O Estado de S. Paulo, n. 46729, 25/09/2021. Política, p. A8

MP aponta Carlos como “beneficiário” de rachadinha'

Caio Sartori


O Ministério Público do Rio encontrou indícios de que o vereador Carlos Bolsonaro (Republicanos) era o “beneficiário final” de organização criminosa suspeita de desviar salários de assessores em seu gabinete na Câmara Municipal. Na estrutura, Ana Cristina Siqueira Valle, exchefe de gabinete de Carlos e segunda ex-mulher do presidente Jair Bolsonaro, ocupava, segundo apurações da Promotoria, lugar de destaque.

Ana Cristina tinha sete parentes em cargos de confiança e acumulou patrimônio relevante. Parte dele foi adquirido enquanto ela vivia com Bolsonaro, que foi seu parceiro em transações com imóveis, segundo levantamentos feitos em cartórios. O presidente, porém, não é alvo da apuração.

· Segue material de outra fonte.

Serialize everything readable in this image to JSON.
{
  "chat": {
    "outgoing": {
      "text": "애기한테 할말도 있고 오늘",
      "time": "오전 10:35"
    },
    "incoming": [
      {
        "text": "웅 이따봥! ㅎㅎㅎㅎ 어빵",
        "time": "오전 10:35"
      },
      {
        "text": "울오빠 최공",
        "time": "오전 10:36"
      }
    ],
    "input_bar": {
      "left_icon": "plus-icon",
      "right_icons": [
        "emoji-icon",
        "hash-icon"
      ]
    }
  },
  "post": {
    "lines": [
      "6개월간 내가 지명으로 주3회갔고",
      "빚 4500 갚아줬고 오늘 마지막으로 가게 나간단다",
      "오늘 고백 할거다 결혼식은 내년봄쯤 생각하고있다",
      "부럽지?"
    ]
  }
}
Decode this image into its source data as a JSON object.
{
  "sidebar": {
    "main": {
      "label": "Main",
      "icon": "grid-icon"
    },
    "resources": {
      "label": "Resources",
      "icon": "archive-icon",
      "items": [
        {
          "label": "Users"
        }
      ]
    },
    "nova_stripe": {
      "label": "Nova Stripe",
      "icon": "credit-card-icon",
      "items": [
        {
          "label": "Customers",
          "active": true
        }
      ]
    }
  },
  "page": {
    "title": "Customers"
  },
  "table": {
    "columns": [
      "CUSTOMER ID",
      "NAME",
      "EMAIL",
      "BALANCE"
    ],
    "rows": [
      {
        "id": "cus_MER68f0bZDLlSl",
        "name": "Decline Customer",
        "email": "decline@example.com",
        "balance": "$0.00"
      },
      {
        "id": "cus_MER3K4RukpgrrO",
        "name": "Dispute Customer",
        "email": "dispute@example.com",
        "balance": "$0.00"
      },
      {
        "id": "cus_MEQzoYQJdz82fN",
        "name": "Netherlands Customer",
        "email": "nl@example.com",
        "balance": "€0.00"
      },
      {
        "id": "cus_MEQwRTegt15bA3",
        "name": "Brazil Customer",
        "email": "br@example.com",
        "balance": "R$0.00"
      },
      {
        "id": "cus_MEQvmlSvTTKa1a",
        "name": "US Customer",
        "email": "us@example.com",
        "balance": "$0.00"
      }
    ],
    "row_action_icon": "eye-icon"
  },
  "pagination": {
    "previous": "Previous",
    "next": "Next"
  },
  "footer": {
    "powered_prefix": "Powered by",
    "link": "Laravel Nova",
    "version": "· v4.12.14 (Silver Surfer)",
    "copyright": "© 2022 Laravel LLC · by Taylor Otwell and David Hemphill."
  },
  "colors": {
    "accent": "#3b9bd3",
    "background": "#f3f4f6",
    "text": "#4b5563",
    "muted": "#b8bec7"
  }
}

“Pelos elementos de provas colhidos já é possível vislumbrar indícios da existência de uma organização criminosa caracterizada pela permanência e estabilidade, formada desde o ano de 2001 por diversos assessores nomeados pelo Parlamentar (...)”, escrevem os promotores. O ano citado por eles é o primeiro de Carlos na Câmara. Ele foi eleito pela primeira vez em 2000 e assumiu em 2001, aos 18 anos.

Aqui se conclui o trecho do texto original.